Untitled Film Stills by cindy Sherman presents the ideas about the female identity Sherman is after. On each of the images, Sherman photographs herself as a cliche of this identity as if she were an actress in a B-movie ,as the product of domesticity, the object of sexual desire exc. Critic Arthur Danto points out that none of Sherman’s images is of herself. They are of The Girl, for whom Cindy Sherman posed.The Girl appears in every photograph, and though she is familiar in each (because the model is Sherman), she is never expressing the same idea as The Girl. She is being-there and she is not there at the same time, like a performer, and all the while she is able to convey these figurative portraits of femininity. Modeling in several roles, she reveals gender as an unstable and constructed position, which suggests that there is no innate biological female identity.

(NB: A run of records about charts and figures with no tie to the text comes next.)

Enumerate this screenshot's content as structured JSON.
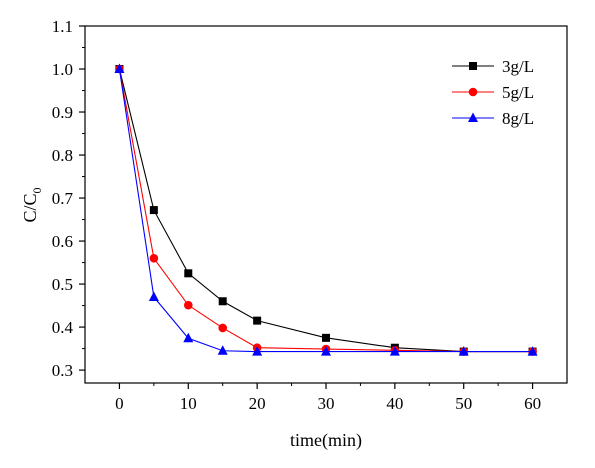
{
  "chart_data": {
    "type": "line",
    "title": "",
    "xlabel": "time(min)",
    "ylabel_main": "C/C",
    "ylabel_sub": "0",
    "xlim": [
      -5,
      65
    ],
    "ylim": [
      0.27,
      1.1
    ],
    "xticks": [
      0,
      10,
      20,
      30,
      40,
      50,
      60
    ],
    "xtick_labels": [
      "0",
      "10",
      "20",
      "30",
      "40",
      "50",
      "60"
    ],
    "yticks": [
      0.3,
      0.4,
      0.5,
      0.6,
      0.7,
      0.8,
      0.9,
      1.0,
      1.1
    ],
    "ytick_labels": [
      "0.3",
      "0.4",
      "0.5",
      "0.6",
      "0.7",
      "0.8",
      "0.9",
      "1.0",
      "1.1"
    ],
    "grid": false,
    "legend_position": "top-right",
    "x": [
      0,
      5,
      10,
      15,
      20,
      30,
      40,
      50,
      60
    ],
    "series": [
      {
        "name": "3g/L",
        "color": "#000000",
        "marker": "square",
        "values": [
          1.0,
          0.672,
          0.525,
          0.46,
          0.415,
          0.375,
          0.352,
          0.343,
          0.343
        ]
      },
      {
        "name": "5g/L",
        "color": "#ff0000",
        "marker": "circle",
        "values": [
          1.0,
          0.56,
          0.451,
          0.398,
          0.352,
          0.349,
          0.346,
          0.343,
          0.343
        ]
      },
      {
        "name": "8g/L",
        "color": "#0000ff",
        "marker": "triangle",
        "values": [
          1.0,
          0.47,
          0.374,
          0.345,
          0.343,
          0.343,
          0.343,
          0.343,
          0.343
        ]
      }
    ]
  }
}
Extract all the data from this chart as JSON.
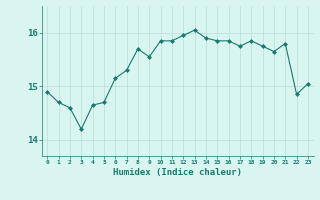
{
  "x": [
    0,
    1,
    2,
    3,
    4,
    5,
    6,
    7,
    8,
    9,
    10,
    11,
    12,
    13,
    14,
    15,
    16,
    17,
    18,
    19,
    20,
    21,
    22,
    23
  ],
  "y": [
    14.9,
    14.7,
    14.6,
    14.2,
    14.65,
    14.7,
    15.15,
    15.3,
    15.7,
    15.55,
    15.85,
    15.85,
    15.95,
    16.05,
    15.9,
    15.85,
    15.85,
    15.75,
    15.85,
    15.75,
    15.65,
    15.8,
    14.85,
    15.05
  ],
  "line_color": "#1a7a6e",
  "bg_color": "#d9f5f0",
  "grid_color": "#b8ddd8",
  "xlabel": "Humidex (Indice chaleur)",
  "yticks": [
    14,
    15,
    16
  ],
  "ylim": [
    13.7,
    16.5
  ],
  "xlim": [
    -0.5,
    23.5
  ]
}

On the contrary, women adopt several roles and identities depending on their circumstances.Perhaps sherman is m aking a gender statement through critiquing women in representation. This is however questionable as she is willingly engaging in the subject she is critiquing. According to Mulvey the women is made into an object of male gaze. Thus making the man the spectator and the woman the spectacle. The man looks at the woman, and the woman is being looked at. This contributes and supports the stereotypical idea that men are to activity as woman are to passivity.Her work also encourages self-reflection in the spectator. As Sherman argues. Sherman encourages viewers to create their own narratives when looking at her work. Perhaps by doing so, we become conscious participators in the story, or in the society that created these stereotypes in the first place. Depending on the narrative we create, her photographs could possibly help us to question our own ideas about gender and how it is represented in photography.